What can we do about it? Foundations seeking to manage based on performance and outcomes will need to tackle the outcomes paradox and think about how their current processes support or impede a focus on outcomes. What is the job description for a program officer, and how is their performance measured? Break-out panelist and Impetus Trust Chief Executive Daniela Barone Soares reported that the performance of the foundation’s investment staff (their equivalent to program officers) is based on the outcomes achieved by nonprofits in their investment portfolio. This creates the incentive for deep engagement and collaboration with nonprofits to help them succeed. It also requires a set of skills that is probably different from traditional foundation program staff.
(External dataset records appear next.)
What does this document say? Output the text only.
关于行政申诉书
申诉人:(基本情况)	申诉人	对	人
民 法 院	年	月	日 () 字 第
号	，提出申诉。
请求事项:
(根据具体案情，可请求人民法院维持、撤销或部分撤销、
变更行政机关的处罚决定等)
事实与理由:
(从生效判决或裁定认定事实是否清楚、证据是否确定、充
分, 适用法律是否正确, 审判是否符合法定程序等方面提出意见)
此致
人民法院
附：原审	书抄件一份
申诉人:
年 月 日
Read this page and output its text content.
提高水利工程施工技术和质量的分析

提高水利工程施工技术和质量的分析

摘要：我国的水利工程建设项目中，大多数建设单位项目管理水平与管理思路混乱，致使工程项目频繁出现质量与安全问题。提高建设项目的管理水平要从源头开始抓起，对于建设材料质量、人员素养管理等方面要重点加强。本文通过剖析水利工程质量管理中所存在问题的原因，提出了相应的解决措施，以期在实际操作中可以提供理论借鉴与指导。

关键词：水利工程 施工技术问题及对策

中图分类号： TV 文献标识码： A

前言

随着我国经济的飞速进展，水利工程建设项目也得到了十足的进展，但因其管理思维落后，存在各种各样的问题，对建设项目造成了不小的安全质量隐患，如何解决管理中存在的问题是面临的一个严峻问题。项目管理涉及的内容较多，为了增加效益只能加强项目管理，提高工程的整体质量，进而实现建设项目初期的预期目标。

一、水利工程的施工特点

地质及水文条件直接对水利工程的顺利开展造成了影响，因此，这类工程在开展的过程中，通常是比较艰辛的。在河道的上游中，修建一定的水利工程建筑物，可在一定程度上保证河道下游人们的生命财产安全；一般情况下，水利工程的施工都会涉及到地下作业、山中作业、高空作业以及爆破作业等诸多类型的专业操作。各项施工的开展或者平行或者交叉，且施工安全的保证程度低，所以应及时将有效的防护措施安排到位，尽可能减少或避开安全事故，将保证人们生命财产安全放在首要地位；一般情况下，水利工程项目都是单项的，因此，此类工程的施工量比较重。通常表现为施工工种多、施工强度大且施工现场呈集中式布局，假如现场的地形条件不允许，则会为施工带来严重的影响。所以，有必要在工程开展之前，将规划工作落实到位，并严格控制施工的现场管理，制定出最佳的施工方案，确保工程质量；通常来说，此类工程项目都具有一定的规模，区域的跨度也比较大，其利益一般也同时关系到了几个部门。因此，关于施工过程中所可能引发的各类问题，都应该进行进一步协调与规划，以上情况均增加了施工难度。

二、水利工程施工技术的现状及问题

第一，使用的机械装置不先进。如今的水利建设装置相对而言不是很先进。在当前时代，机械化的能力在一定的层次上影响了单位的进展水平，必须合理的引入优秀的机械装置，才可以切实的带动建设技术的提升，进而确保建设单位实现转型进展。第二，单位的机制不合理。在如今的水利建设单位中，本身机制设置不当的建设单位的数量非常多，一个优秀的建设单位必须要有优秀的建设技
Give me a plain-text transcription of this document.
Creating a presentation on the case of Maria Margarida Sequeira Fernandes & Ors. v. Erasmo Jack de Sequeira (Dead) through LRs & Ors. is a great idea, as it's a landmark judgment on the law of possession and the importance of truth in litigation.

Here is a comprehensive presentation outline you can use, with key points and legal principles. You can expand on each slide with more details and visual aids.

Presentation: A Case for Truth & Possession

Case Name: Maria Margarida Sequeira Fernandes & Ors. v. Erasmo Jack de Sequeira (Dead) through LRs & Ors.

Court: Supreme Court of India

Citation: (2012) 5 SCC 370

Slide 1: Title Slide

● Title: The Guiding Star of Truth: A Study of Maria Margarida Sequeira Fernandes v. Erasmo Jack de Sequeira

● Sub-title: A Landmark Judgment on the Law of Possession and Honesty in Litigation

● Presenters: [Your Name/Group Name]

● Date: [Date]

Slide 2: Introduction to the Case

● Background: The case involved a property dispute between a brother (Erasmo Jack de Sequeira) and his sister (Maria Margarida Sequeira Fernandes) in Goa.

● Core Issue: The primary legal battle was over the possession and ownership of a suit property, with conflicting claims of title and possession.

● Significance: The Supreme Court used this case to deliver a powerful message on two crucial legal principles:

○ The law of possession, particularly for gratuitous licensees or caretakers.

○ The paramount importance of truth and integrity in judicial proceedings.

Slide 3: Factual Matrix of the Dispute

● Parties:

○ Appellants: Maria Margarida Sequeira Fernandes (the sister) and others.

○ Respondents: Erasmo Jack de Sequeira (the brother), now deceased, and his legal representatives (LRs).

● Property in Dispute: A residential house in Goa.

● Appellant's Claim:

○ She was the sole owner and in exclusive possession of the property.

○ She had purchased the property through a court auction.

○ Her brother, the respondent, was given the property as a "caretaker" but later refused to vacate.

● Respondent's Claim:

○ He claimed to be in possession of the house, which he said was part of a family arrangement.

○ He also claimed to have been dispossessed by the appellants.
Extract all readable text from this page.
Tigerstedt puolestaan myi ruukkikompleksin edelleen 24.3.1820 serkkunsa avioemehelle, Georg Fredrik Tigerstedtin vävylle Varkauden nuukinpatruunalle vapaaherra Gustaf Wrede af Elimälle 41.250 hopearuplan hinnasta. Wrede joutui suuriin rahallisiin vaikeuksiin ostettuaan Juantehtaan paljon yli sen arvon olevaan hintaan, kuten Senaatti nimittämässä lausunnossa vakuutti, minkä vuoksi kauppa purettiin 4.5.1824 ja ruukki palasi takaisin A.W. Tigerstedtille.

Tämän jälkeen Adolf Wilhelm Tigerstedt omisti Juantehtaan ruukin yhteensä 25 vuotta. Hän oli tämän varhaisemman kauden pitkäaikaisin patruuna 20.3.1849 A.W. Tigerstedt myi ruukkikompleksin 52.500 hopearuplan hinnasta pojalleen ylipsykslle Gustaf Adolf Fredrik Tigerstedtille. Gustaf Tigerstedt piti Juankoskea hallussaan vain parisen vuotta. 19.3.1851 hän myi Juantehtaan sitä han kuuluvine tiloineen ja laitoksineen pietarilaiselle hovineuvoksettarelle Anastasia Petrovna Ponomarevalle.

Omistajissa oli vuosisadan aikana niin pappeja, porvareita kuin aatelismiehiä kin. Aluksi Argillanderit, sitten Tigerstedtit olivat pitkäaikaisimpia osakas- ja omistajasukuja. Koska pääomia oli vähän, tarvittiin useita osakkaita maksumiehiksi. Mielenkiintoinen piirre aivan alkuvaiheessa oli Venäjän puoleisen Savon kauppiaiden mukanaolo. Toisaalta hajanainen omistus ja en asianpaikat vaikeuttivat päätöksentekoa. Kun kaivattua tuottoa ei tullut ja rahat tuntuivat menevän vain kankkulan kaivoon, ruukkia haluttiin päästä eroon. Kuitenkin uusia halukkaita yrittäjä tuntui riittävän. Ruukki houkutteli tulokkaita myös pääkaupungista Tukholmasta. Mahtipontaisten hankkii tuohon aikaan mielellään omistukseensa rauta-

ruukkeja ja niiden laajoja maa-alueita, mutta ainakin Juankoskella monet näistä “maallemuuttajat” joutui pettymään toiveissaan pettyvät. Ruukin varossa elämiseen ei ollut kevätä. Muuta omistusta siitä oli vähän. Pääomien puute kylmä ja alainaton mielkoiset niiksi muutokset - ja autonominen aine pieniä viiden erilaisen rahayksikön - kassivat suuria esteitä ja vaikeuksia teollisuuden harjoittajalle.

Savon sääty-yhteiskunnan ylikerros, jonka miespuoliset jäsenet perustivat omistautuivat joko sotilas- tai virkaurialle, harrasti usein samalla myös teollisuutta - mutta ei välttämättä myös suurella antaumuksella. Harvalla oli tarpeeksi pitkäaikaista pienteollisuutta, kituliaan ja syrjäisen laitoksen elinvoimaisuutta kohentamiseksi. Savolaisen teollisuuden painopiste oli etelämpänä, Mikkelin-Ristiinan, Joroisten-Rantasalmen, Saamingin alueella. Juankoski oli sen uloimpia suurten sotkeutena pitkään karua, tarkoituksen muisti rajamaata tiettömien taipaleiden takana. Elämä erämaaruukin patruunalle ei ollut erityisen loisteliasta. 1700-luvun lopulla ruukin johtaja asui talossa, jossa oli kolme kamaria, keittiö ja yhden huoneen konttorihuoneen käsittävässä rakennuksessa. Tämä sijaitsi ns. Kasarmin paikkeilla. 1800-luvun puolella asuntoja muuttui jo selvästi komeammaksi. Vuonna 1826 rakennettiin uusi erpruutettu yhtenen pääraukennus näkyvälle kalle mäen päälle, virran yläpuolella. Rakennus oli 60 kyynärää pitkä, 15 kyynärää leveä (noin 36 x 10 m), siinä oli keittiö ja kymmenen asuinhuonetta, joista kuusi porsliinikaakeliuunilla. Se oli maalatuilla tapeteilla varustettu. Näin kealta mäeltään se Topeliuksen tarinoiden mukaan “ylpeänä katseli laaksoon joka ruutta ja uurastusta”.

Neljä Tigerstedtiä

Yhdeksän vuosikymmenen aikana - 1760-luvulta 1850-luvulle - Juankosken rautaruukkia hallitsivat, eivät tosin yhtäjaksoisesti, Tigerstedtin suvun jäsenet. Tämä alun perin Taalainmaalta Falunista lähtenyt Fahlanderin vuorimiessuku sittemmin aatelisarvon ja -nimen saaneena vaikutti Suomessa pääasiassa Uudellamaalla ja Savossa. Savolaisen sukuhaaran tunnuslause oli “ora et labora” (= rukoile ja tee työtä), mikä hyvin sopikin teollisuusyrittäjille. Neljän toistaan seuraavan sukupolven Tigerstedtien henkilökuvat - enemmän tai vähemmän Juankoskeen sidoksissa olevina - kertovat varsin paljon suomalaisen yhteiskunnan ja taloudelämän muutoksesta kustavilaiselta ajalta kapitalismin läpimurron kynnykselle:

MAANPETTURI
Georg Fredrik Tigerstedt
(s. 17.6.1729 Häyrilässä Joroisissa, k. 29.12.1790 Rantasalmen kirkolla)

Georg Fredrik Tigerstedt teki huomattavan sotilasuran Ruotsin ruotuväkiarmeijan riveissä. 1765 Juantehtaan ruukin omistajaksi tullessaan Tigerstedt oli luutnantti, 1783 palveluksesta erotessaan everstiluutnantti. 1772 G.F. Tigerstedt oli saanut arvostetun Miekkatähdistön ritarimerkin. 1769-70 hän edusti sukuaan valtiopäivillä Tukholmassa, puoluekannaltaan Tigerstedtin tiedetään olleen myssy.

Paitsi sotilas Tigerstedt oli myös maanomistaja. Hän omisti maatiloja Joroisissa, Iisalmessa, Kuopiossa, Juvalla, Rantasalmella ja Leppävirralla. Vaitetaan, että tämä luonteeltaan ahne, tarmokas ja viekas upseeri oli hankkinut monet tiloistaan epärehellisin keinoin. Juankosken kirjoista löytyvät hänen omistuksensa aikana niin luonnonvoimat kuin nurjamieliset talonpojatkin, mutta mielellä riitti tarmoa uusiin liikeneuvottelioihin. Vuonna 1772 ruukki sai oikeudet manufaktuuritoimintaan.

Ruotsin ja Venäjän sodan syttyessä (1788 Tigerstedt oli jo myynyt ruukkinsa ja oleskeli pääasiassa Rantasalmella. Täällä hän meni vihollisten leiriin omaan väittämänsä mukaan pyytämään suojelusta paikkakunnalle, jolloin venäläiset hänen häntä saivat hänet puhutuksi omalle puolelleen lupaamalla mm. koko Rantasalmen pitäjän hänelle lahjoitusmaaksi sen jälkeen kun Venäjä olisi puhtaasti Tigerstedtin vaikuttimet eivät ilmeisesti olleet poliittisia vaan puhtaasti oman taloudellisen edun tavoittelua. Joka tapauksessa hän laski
These process changes need to be part of a larger cultural change in the foundation, led by foundation executives and boards. Based on my own experience and the wisdom of others, this is no small task (see Mario Marino’s timely and relevant new book, Leap of Reason: Managing to Outcomes in an Era of Scarcity). Once a foundation’s leadership is aligned about a focus on outcomes, we need to turn attention to the business processes and job descriptions and consider how to shift the management of the foundation from grant making towards grant outcomes.
Kevin Rafter is manager, research and evaluation at The James Irvine Foundation.